Bombay Bicycle Club – So Long, See You Tomorrow
Es gab sie tatsächlich, die erste Minipause im Schaffen des Bombay Bicycle Club. Nachdem die Mittzwanziger zuvor drei Alben innerhalb von 25 Monaten veröffentlicht hatten, wurde durchgeatmet und Anlauf genommen. Die jungen Briten fangen quasi von vorne an und präsentieren ein Konzeptalbum, für das man eineinhalb Jahre und neue Ideen investierte. Keyboards, Loops und Synthetik sind ein fixer Bestandteil von „So Long, See You Tomorrow“, mit dem sich Jack Steadman und Konsorten von Indie, Akustik und Folk ein wenig distanzieren.

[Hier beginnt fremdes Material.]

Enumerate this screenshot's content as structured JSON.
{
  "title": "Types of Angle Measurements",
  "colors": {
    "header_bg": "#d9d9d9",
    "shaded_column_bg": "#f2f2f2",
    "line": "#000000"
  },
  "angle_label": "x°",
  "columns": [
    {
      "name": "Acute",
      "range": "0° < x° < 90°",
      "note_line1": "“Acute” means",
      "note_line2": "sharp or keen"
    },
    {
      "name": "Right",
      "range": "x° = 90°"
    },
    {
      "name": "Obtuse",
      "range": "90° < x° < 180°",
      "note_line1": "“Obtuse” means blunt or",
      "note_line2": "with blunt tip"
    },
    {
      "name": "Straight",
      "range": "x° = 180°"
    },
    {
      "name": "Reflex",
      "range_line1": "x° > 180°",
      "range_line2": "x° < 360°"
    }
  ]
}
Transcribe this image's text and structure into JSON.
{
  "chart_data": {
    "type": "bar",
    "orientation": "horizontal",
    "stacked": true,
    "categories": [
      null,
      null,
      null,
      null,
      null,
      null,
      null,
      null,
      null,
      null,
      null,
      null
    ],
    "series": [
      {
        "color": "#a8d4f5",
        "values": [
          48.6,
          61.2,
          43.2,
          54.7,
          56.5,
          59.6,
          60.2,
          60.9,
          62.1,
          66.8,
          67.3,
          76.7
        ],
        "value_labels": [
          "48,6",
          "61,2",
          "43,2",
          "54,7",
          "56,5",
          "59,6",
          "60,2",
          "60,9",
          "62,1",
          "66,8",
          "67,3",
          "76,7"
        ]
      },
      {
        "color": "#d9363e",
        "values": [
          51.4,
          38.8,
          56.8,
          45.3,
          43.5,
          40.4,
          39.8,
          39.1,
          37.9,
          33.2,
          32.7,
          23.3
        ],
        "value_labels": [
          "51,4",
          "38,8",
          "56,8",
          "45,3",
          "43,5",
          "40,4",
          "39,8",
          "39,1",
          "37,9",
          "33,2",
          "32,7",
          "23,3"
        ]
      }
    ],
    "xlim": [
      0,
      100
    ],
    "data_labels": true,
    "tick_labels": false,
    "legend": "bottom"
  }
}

„Carry Me“ macht vor, wo das Quartett 2014 anzusiedeln ist. Dance-Punk-Rhythmik mit Math-Flair trifft auf Steadmans ätherische Vocals und feinsinnige Synthis, unterbrochen von Backings und einem ellenlangen Hot Chip-Part, während im Refrain Mantra-artig der Songtitel wiederholt wird. Kategorisieren lässt sich das nur schwer, Spaß macht es dafür erst recht. In eine ähnliche Kerbe schlägt „Feel“ mit seinen Streichern aus der Dose, getragen von karibischem Drum’n’Bass-Flair (klingt komisch, funktioniert aber) sowie einer bis zur Unkenntlichkeit entfremdeten Gitarren.
Während die einen noch Lambada tanzen, verlieren sich die nächsten bereits im schier endlosen „Whenever Wherever“, das den Bogen von 2Step über Gitarren- und Dream-Pop zur hektischen Indie-Hymne spannt und schließlich in sich zusammensackt. Im Loop-Meer von „It’s Alright Now“ scheinen abermals glockenhelle, ungewohnt reine Vocals durch, die entfernt an Jónsi erinnern, während auf instrumentaler Ebene einmal mehr gezeigt wird, wie Bombay Bicycle Club ihren Gitarren-Pop gegenwärtig denken – von zahlreichen Synthi- und Melodielinien gen Küste getragen.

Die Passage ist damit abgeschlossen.